Now the European Parliament has announced it will be seeking legal advice in an attempt to resolve the question once and for all.

The Scottish Government's position has always been clear, even if it has sometimes been a case of assertion more than fact. According to the SNP, a newly independent Scotland would negotiate its membership of the EU from within the organisation using Article 48 of the Treaty on European Union. The whole process, according to the Scottish Government, would take around 18 months.

The UK Government rejects this and insists an independent Scotland would have to apply for membership in the way that any other new member must, using Article 49, and it has some support for that position from Jose Manuel Barroso, president of the European Commission. The UK Government also says that, far from taking a mere 18 months, Scotland's application for EU membership via Article 49 is likely to take much longer.

The obvious way to try to resolve this argument is to seek legal advice as the European Parliament is now doing but, until now, any attempt to find legal clarity has failed. First of all, there was the debacle of the Scottish Government fighting to keep secret legal advice that never existed in the first place, but the greater problem has been that lawyers simply disagree on the matter.

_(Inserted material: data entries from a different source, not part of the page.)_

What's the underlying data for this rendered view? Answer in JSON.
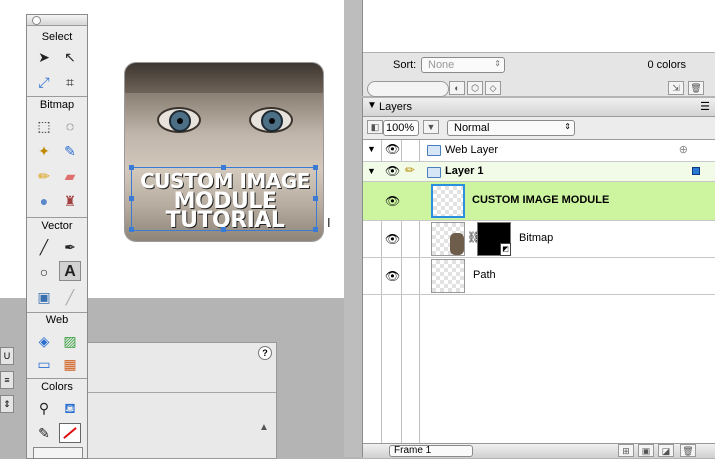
{
  "canvas": {
    "module_text": [
      "CUSTOM IMAGE",
      "MODULE",
      "TUTORIAL"
    ]
  },
  "tools": {
    "sections": [
      "Select",
      "Bitmap",
      "Vector",
      "Web",
      "Colors"
    ],
    "icons": {
      "pointer": "pointer-icon",
      "subselect": "subselect-icon",
      "scale": "scale-icon",
      "crop": "crop-icon",
      "marquee": "marquee-icon",
      "lasso": "lasso-icon",
      "magic_wand": "magic-wand-icon",
      "brush": "brush-icon",
      "pencil": "pencil-icon",
      "eraser": "eraser-icon",
      "blur": "blur-icon",
      "rubber_stamp": "rubber-stamp-icon",
      "line": "line-icon",
      "pen": "pen-icon",
      "ellipse": "ellipse-icon",
      "text": "text-icon",
      "freeform": "freeform-icon",
      "knife": "knife-icon",
      "hotspot": "hotspot-icon",
      "slice": "slice-icon",
      "hide_slices": "hide-slices-icon",
      "show_slices": "show-slices-icon",
      "eyedropper": "eyedropper-icon",
      "paint_bucket": "paint-bucket-icon",
      "stroke_color": "stroke-color-icon",
      "fill_color": "fill-color-icon"
    },
    "text_tool_glyph": "A"
  },
  "optimize": {
    "sort_label": "Sort:",
    "sort_value": "None",
    "colors_count": "0 colors"
  },
  "layers": {
    "title": "Layers",
    "opacity": "100%",
    "blend_mode": "Normal",
    "rows": [
      {
        "name": "Web Layer"
      },
      {
        "name": "Layer 1"
      },
      {
        "name": "CUSTOM IMAGE MODULE"
      },
      {
        "name": "Bitmap"
      },
      {
        "name": "Path"
      }
    ],
    "frame": "Frame 1",
    "accent": "#cdf5a0"
  }
}
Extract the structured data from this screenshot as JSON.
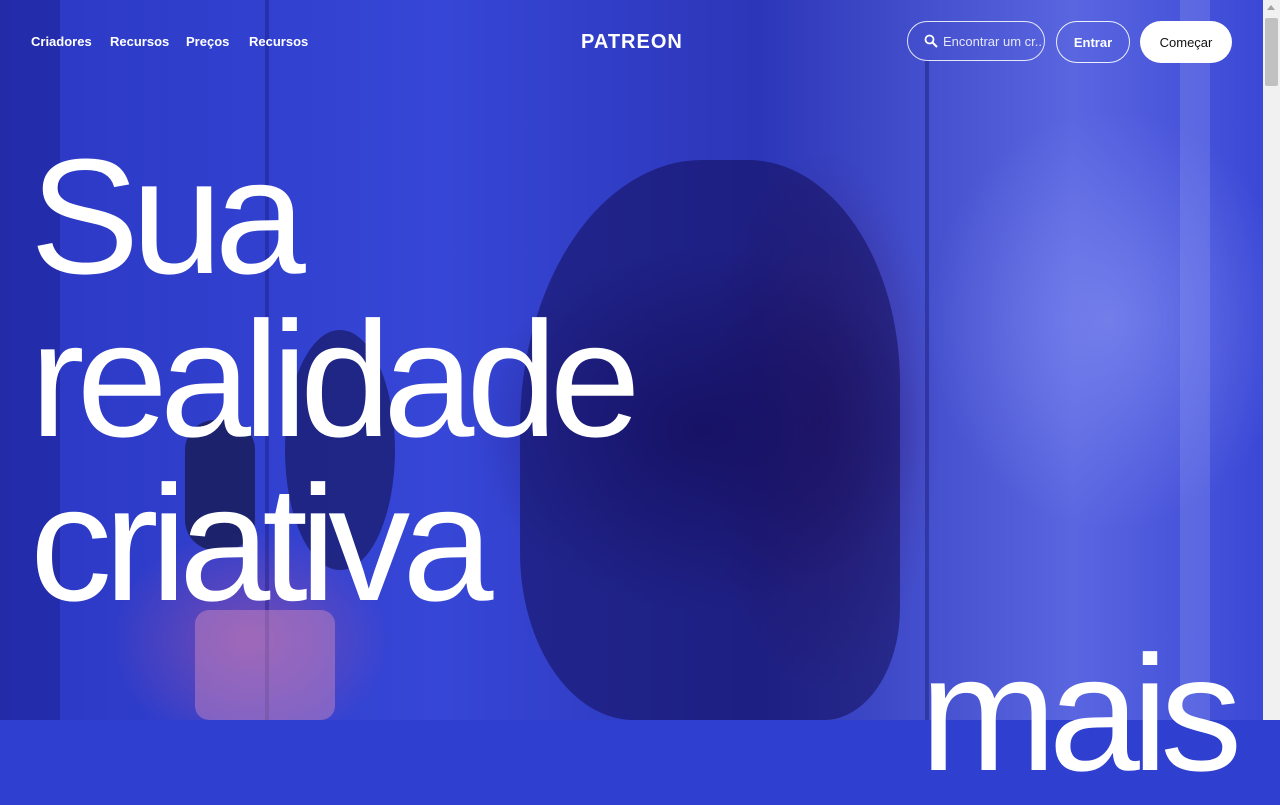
{
  "nav": {
    "links": [
      "Criadores",
      "Recursos",
      "Preços",
      "Recursos"
    ],
    "logo": "PATREON",
    "search_placeholder": "Encontrar um cr...",
    "login_label": "Entrar",
    "start_label": "Começar"
  },
  "hero": {
    "headline_lines": [
      "Sua",
      "realidade",
      "criativa",
      "mais"
    ]
  },
  "icons": {
    "search": "search-icon"
  },
  "colors": {
    "background": "#2f3fd0",
    "text": "#ffffff",
    "start_button_bg": "#ffffff"
  }
}
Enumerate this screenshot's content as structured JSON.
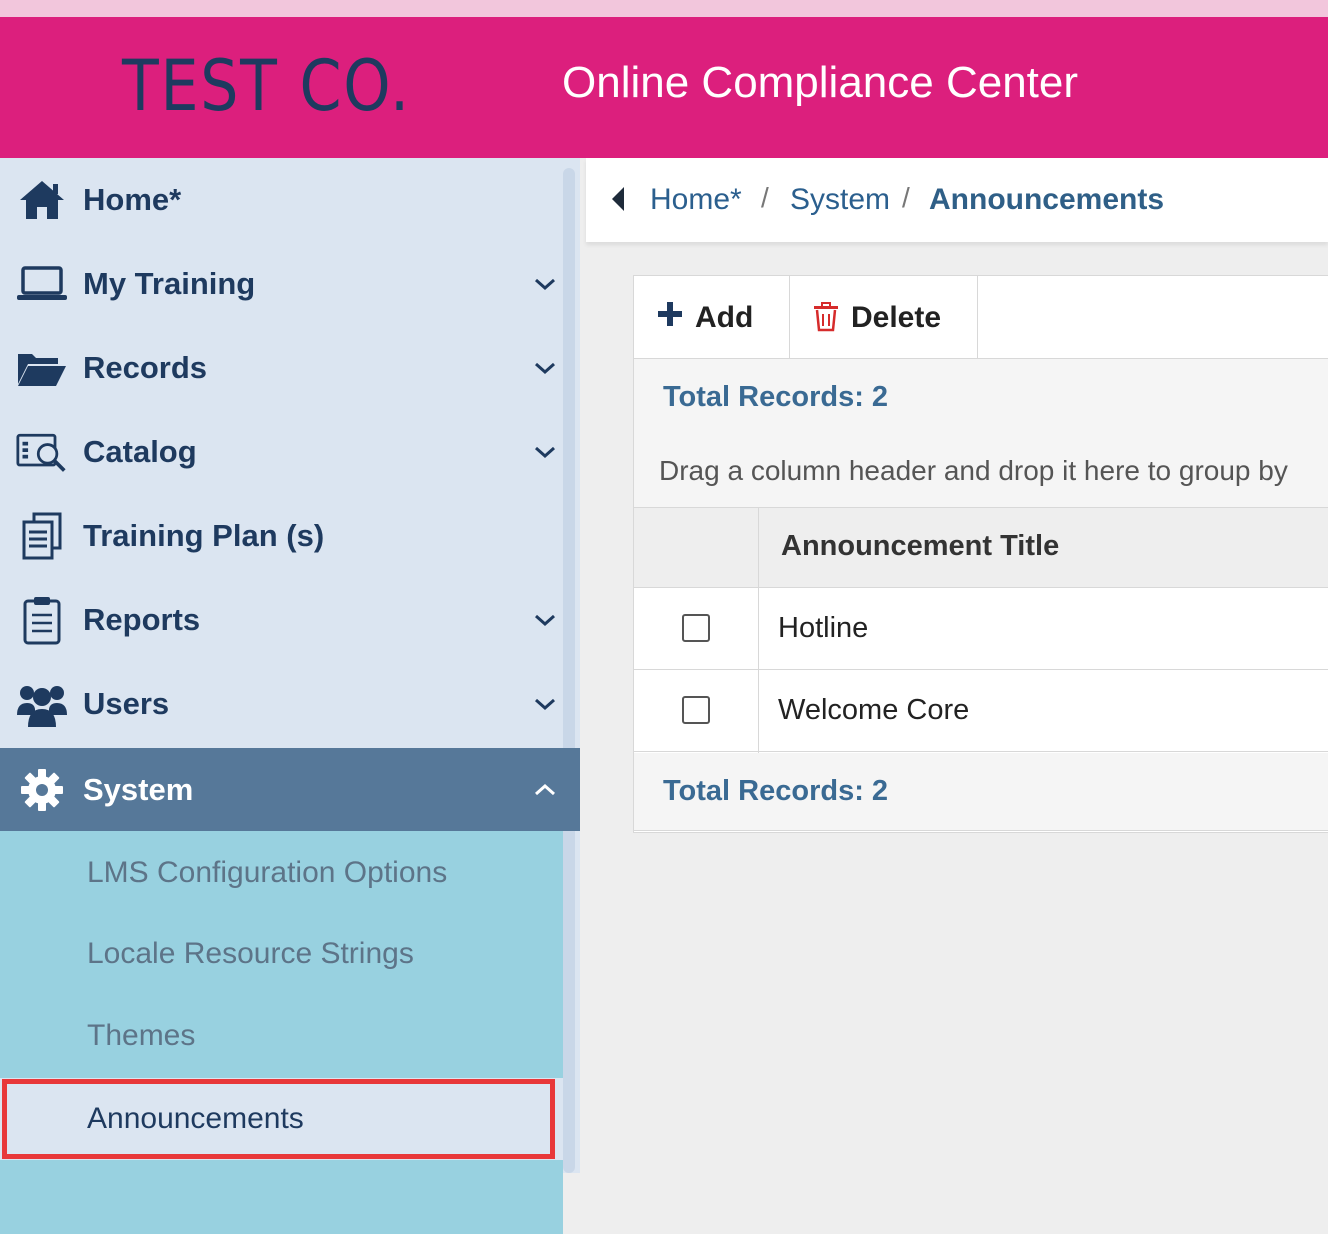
{
  "header": {
    "brand": "TEST CO.",
    "app_title": "Online Compliance Center"
  },
  "sidebar": {
    "items": [
      {
        "label": "Home*",
        "icon": "home-icon"
      },
      {
        "label": "My Training",
        "icon": "laptop-icon"
      },
      {
        "label": "Records",
        "icon": "folder-open-icon"
      },
      {
        "label": "Catalog",
        "icon": "catalog-search-icon"
      },
      {
        "label": "Training Plan (s)",
        "icon": "document-stack-icon"
      },
      {
        "label": "Reports",
        "icon": "clipboard-icon"
      },
      {
        "label": "Users",
        "icon": "users-icon"
      },
      {
        "label": "System",
        "icon": "gear-icon"
      }
    ],
    "submenu": [
      {
        "label": "LMS Configuration Options"
      },
      {
        "label": "Locale Resource Strings"
      },
      {
        "label": "Themes"
      },
      {
        "label": "Announcements"
      }
    ]
  },
  "breadcrumb": {
    "home": "Home*",
    "sep": "/",
    "system": "System",
    "current": "Announcements"
  },
  "toolbar": {
    "add_label": "Add",
    "delete_label": "Delete"
  },
  "grid": {
    "total_top": "Total Records: 2",
    "group_hint": "Drag a column header and drop it here to group by",
    "column_title": "Announcement Title",
    "rows": [
      {
        "title": "Hotline",
        "checked": false
      },
      {
        "title": "Welcome Core",
        "checked": false
      }
    ],
    "total_bottom": "Total Records: 2"
  },
  "colors": {
    "header_bg": "#dc1f7d",
    "brand_text": "#1e3a5f",
    "sidebar_bg": "#dbe5f1",
    "active_nav": "#567899",
    "submenu_bg": "#98d1e0",
    "highlight_box": "#e8383a"
  }
}
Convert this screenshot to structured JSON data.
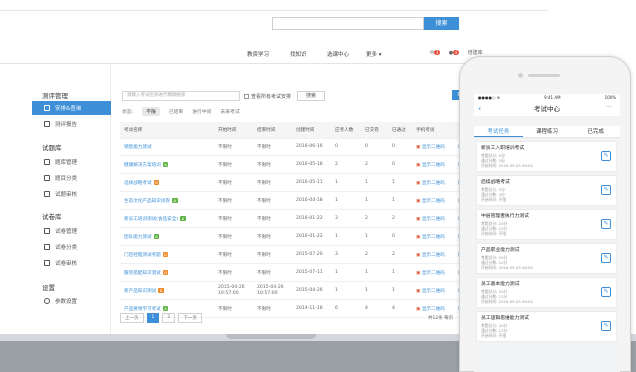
{
  "header": {
    "search_button": "搜索",
    "nav": [
      "教资学习",
      "找知识",
      "选课中心",
      "更多"
    ],
    "more_arrow": "▾",
    "badges": [
      "3",
      "4"
    ],
    "user": "培建库"
  },
  "sidebar": {
    "groups": [
      {
        "title": "测评管理",
        "items": [
          {
            "label": "安排&查询",
            "active": true
          },
          {
            "label": "测评报告",
            "active": false
          }
        ]
      },
      {
        "title": "试题库",
        "items": [
          {
            "label": "题库管理"
          },
          {
            "label": "题目分类"
          },
          {
            "label": "试题审核"
          }
        ]
      },
      {
        "title": "试卷库",
        "items": [
          {
            "label": "试卷管理"
          },
          {
            "label": "试卷分类"
          },
          {
            "label": "试卷审核"
          }
        ]
      },
      {
        "title": "设置",
        "items": [
          {
            "label": "参数设置"
          }
        ]
      }
    ]
  },
  "filter": {
    "placeholder": "请输入考试名称进行模糊搜索",
    "checkbox_label": "查看所有考试安排",
    "search_button": "搜索",
    "status_label": "状态:",
    "statuses": [
      "不限",
      "已结束",
      "进行中间",
      "未来考试"
    ],
    "corner": "E"
  },
  "table": {
    "headers": [
      "考试名称",
      "开始时间",
      "结束时间",
      "创建时间",
      "应考人数",
      "已交卷",
      "已通过",
      "手机考试"
    ],
    "rows": [
      {
        "name": "销售能力测试",
        "tag": "",
        "start": "不限时",
        "end": "不限时",
        "created": "2016-06-16",
        "n1": "0",
        "n2": "0",
        "n3": "0",
        "qr": "显示二维码",
        "op": "编辑"
      },
      {
        "name": "健康解决方案培训",
        "tag": "A",
        "start": "不限时",
        "end": "不限时",
        "created": "2016-05-18",
        "n1": "2",
        "n2": "2",
        "n3": "0",
        "qr": "显示二维码",
        "op": "编辑"
      },
      {
        "name": "选择战略考试",
        "tag": "B",
        "start": "不限时",
        "end": "不限时",
        "created": "2016-05-11",
        "n1": "1",
        "n2": "1",
        "n3": "1",
        "qr": "显示二维码",
        "op": "编辑"
      },
      {
        "name": "生态文化产品知识试卷",
        "tag": "A",
        "start": "不限时",
        "end": "不限时",
        "created": "2016-04-18",
        "n1": "1",
        "n2": "1",
        "n3": "1",
        "qr": "显示二维码",
        "op": "编辑"
      },
      {
        "name": "新员工培训测试(食品安全)",
        "tag": "A",
        "start": "不限时",
        "end": "不限时",
        "created": "2016-01-22",
        "n1": "3",
        "n2": "2",
        "n3": "2",
        "qr": "显示二维码",
        "op": "编辑"
      },
      {
        "name": "团队能力测试",
        "tag": "A",
        "start": "不限时",
        "end": "不限时",
        "created": "2016-01-22",
        "n1": "1",
        "n2": "1",
        "n3": "0",
        "qr": "显示二维码",
        "op": "编辑"
      },
      {
        "name": "门店经理测试考题",
        "tag": "B",
        "start": "不限时",
        "end": "不限时",
        "created": "2015-07-20",
        "n1": "3",
        "n2": "2",
        "n3": "2",
        "qr": "显示二维码",
        "op": "编辑"
      },
      {
        "name": "服装搭配知识测试",
        "tag": "B",
        "start": "不限时",
        "end": "不限时",
        "created": "2015-07-11",
        "n1": "1",
        "n2": "1",
        "n3": "1",
        "qr": "显示二维码",
        "op": "编辑"
      },
      {
        "name": "新产品知识测试",
        "tag": "B",
        "start": "2015-04-26 10:57:00",
        "end": "2015-04-26 10:57:00",
        "created": "2015-04-26",
        "n1": "1",
        "n2": "1",
        "n3": "1",
        "qr": "显示二维码",
        "op": "编辑"
      },
      {
        "name": "产品要领学习考试",
        "tag": "A",
        "start": "不限时",
        "end": "不限时",
        "created": "2014-11-18",
        "n1": "6",
        "n2": "4",
        "n3": "4",
        "qr": "显示二维码",
        "op": "编辑"
      }
    ]
  },
  "pager": {
    "prev": "上一页",
    "pages": [
      "1",
      "2"
    ],
    "next": "下一页",
    "total": "共12条 每页"
  },
  "phone": {
    "status_left": "●●●●○ ≋",
    "time": "9:41 AM",
    "battery": "100%",
    "title": "考试中心",
    "back": "‹",
    "more": "···",
    "tabs": [
      "考试任务",
      "课程练习",
      "已完成"
    ],
    "cards": [
      {
        "title": "新员工入职培训考试",
        "lines": [
          "考题总分: 5分",
          "通过分数: 3分",
          "开始时间: 2016-05-05 09:00"
        ]
      },
      {
        "title": "后续战略考试",
        "lines": [
          "考题总分: 5分",
          "通过分数: 3分",
          "开始时间: 不限"
        ]
      },
      {
        "title": "中层管理者执行力测试",
        "lines": [
          "考题总分: 20分",
          "通过分数: 12分",
          "开始时间: 不限"
        ]
      },
      {
        "title": "产品职业能力测试",
        "lines": [
          "考题总分: 20分",
          "通过分数: 12分",
          "开始时间: 2016-05-05 08:00"
        ]
      },
      {
        "title": "员工基本能力测试",
        "lines": [
          "考题总分: 20分",
          "通过分数: 12分",
          "开始时间: 2016-05-05 09:00"
        ]
      },
      {
        "title": "员工逻辑思维能力测试",
        "lines": [
          "考题总分: 20分",
          "通过分数: 12分",
          "开始时间: 不限"
        ]
      }
    ]
  }
}
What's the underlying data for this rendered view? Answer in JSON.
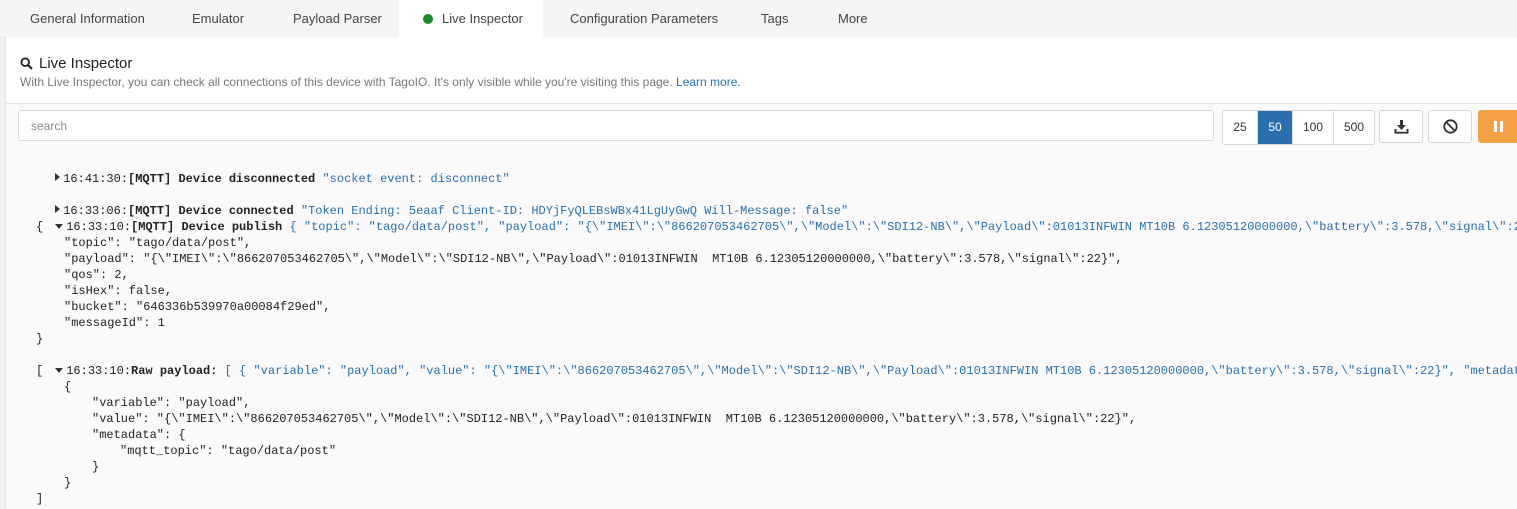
{
  "tabs": [
    {
      "label": "General Information"
    },
    {
      "label": "Emulator"
    },
    {
      "label": "Payload Parser"
    },
    {
      "label": "Live Inspector"
    },
    {
      "label": "Configuration Parameters"
    },
    {
      "label": "Tags"
    },
    {
      "label": "More"
    }
  ],
  "header": {
    "title": "Live Inspector",
    "subtitle": "With Live Inspector, you can check all connections of this device with TagoIO. It's only visible while you're visiting this page.",
    "learn_more": "Learn more."
  },
  "toolbar": {
    "search_placeholder": "search",
    "page_sizes": [
      "25",
      "50",
      "100",
      "500"
    ],
    "selected_page_size": "50"
  },
  "logs": [
    {
      "time": "16:41:30:",
      "label": "[MQTT] Device disconnected",
      "detail": "\"socket event: disconnect\""
    },
    {
      "time": "16:33:06:",
      "label": "[MQTT] Device connected",
      "detail": "\"Token Ending: 5eaaf Client-ID: HDYjFyQLEBsWBx41LgUyGwQ Will-Message: false\""
    },
    {
      "time": "16:33:10:",
      "label": "[MQTT] Device publish",
      "detail": "{ \"topic\": \"tago/data/post\", \"payload\": \"{\\\"IMEI\\\":\\\"866207053462705\\\",\\\"Model\\\":\\\"SDI12-NB\\\",\\\"Payload\\\":01013INFWIN MT10B 6.12305120000000,\\\"battery\\\":3.578,\\\"signal\\\":22}\", \"qos\": 2, \"isHex\": false, \"bucket\": \"646336b539970a00084f29ed\", \"messageId\": 1 }"
    },
    {
      "time": "16:33:10:",
      "label": "Raw payload:",
      "detail": "[ { \"variable\": \"payload\", \"value\": \"{\\\"IMEI\\\":\\\"866207053462705\\\",\\\"Model\\\":\\\"SDI12-NB\\\",\\\"Payload\\\":01013INFWIN MT10B 6.12305120000000,\\\"battery\\\":3.578,\\\"signal\\\":22}\", \"metadata\": { \"mqtt_topic\": \"tago/data/post\" } } ]"
    }
  ],
  "publish_json": [
    "{",
    "\"topic\": \"tago/data/post\",",
    "\"payload\": \"{\\\"IMEI\\\":\\\"866207053462705\\\",\\\"Model\\\":\\\"SDI12-NB\\\",\\\"Payload\\\":01013INFWIN  MT10B 6.12305120000000,\\\"battery\\\":3.578,\\\"signal\\\":22}\",",
    "\"qos\": 2,",
    "\"isHex\": false,",
    "\"bucket\": \"646336b539970a00084f29ed\",",
    "\"messageId\": 1",
    "}"
  ],
  "raw_json": [
    "[",
    "{",
    "\"variable\": \"payload\",",
    "\"value\": \"{\\\"IMEI\\\":\\\"866207053462705\\\",\\\"Model\\\":\\\"SDI12-NB\\\",\\\"Payload\\\":01013INFWIN  MT10B 6.12305120000000,\\\"battery\\\":3.578,\\\"signal\\\":22}\",",
    "\"metadata\": {",
    "\"mqtt_topic\": \"tago/data/post\"",
    "}",
    "}",
    "]"
  ],
  "colors": {
    "accent": "#2b6fad",
    "active_dot": "#1a8a2e",
    "pause": "#f5a244"
  },
  "icons": {
    "title": "search-icon",
    "download": "download-icon",
    "clear": "block-icon",
    "pause": "pause-icon"
  }
}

Earlier this year, for example, a number of eminent lawyers appeared before the European and External Relations committee at Holyrood to give their view. Some of them agreed with the UK Government that an application through Article 48 was implausible, but the former European judge Sir David Edward said Scotland's membership could be achieved through some relatively small amendments to the existing treaty.

As far as possible, this uncertainty needs to be cleared up before the referendum, not least because how Scotland negotiates its EU membership in the event of a Yes vote raises important questions about its economic fortunes. The most important of these questions is: if an independent Scotland came to apply to join the EU, would it be likely to lose its share of the UK budget rebate, which is worth many billions of pounds a year? It is a worrying prospect for the Scottish Government, with huge economic consequences for an independent Scotland.

The European Parliament's decision to seek advice may bring some clarity on all these questions, although it is unlikely. Ultimately, the decision on whether an independent Scotland has to apply using Article 48 or Article 49 will be a political rather than a legal one and the uncertainties there are just as great. Spain, for example, has already indicated it feels Article 49 is more appropriate but would it still take this view when the time came? No on can know the answer to that, which means that clarity, though desirable, is still just as far off as it has ever been.